MPRIS is insane. MPRIS is well-thought out. MPRIS is a standard for querying and controlling any media player without having to know the details of each player’s remote interface. MPRIS is now supported by the Now Playing data engine.
All of the above statements are true, to varying degrees.
It’s insane because it uses the same interface name (org.freedesktop.MediaPlayer) for three different interfaces (one for each of the objects /, /Player and /TrackList). This causes havoc with Qt’s D-Bus interface compiler. Luckily, just about everything I need is exported by the /Player part of the interface.

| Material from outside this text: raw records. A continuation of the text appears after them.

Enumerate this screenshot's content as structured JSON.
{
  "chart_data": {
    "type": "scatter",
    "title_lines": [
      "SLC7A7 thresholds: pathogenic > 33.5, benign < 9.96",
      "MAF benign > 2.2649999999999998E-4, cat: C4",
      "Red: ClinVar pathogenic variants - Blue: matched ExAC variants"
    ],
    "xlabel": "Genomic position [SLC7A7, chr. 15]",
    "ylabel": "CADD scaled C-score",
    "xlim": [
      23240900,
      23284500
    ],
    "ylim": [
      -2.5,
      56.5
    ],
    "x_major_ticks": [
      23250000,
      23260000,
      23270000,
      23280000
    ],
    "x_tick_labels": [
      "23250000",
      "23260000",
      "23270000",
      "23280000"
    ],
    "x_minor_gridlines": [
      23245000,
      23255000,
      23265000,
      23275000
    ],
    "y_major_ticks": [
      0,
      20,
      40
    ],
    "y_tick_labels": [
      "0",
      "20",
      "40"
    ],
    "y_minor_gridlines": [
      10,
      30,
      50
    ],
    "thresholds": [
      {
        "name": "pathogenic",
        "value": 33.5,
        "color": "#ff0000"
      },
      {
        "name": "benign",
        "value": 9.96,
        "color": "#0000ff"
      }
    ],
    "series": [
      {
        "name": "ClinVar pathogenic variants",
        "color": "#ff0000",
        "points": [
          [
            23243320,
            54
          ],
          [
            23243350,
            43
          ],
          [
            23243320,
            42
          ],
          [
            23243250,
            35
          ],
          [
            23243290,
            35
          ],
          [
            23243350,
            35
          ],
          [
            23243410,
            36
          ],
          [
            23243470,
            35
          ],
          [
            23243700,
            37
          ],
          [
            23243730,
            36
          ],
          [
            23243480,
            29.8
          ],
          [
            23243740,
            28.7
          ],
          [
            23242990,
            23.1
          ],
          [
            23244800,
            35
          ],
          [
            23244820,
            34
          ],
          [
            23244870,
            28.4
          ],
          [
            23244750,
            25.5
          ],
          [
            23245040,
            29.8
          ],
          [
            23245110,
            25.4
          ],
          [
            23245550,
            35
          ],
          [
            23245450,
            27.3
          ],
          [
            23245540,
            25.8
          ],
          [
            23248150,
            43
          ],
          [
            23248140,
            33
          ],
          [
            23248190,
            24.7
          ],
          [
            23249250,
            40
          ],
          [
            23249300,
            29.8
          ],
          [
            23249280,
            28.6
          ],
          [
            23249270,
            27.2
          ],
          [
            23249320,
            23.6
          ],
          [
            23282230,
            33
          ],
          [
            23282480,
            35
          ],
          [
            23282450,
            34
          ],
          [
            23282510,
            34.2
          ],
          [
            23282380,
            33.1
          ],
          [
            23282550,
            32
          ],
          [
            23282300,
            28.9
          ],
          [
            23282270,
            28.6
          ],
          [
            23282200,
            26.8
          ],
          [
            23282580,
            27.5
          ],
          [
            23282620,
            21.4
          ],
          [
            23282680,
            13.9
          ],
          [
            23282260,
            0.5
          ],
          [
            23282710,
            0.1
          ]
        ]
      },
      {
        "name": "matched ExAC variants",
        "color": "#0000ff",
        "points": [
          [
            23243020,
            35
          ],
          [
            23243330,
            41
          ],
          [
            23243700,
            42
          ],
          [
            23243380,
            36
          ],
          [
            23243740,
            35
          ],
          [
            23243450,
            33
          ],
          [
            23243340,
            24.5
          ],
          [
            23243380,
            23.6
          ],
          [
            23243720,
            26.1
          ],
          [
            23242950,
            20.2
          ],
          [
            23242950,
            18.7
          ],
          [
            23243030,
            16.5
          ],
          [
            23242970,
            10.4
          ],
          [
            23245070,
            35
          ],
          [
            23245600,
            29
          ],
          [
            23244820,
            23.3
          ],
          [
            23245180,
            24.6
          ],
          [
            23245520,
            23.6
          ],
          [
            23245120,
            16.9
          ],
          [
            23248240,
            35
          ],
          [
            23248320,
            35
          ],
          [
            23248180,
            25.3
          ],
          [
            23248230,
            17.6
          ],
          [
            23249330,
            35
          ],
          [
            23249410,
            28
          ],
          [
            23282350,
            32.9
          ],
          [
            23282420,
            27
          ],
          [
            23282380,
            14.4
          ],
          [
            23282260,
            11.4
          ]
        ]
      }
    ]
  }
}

Unfortunately, the only way to get the current track number out of Audacious is using the /TrackList object.
It’s well-thought out in most other respects. It has signals for information changes (something missing in Juk’s D-Bus interface). It is generally adaptable to the capabilities of most media players, without going overboard. It has a sane system of informing clients about the capabilities of the player’s interface (such as whether you can skip to the next track, for example), even if Audacious isn’t entirely honest about what is possible.
It’s a universal standard that allows clients to be player-agnostic. Or, at least, that’s the idea. Currently, I can only find one client supporting it: Audacious (although VLC 0.9.0 should include MPRIS support). And Audacious diverges from the standard in a couple of respects, most noticeably in the metadata returned for a track. It doesn’t include the tracknumber (which is optional, but it would be nice if it returned it when it made sense). It uses “length” for the length of the track in seconds, rather than “time”. And, outside the metadata, it claims every action is possible, even when it isn’t, such as stopping when nothing is playing.
The Now Playing applet support MPRIS players. Or, at least, it supports Audacious, which is the only one I’ve tested it with. And it doesn’t give a track number even then. But hey, it’s better than nothing, right? And other players should work “out of the box”, providing they don’t need any hacks like Audacious’ length/time metadata issue.
So: Juk and MPRIS players are supported. Next, I think I’ll steal XMMS support from the Kopete Now Listening plugin.
Incidentally, the player-querying code in the Now Playing engine should be general enough to use with other projects that need to get this information. One possible future change is to make them plugins that can be loaded by anyone who wants them.
PS: Is it me, or are there loads of media players that all seem exactly the same (WinAMP, Audacious, XMMS, Beep)?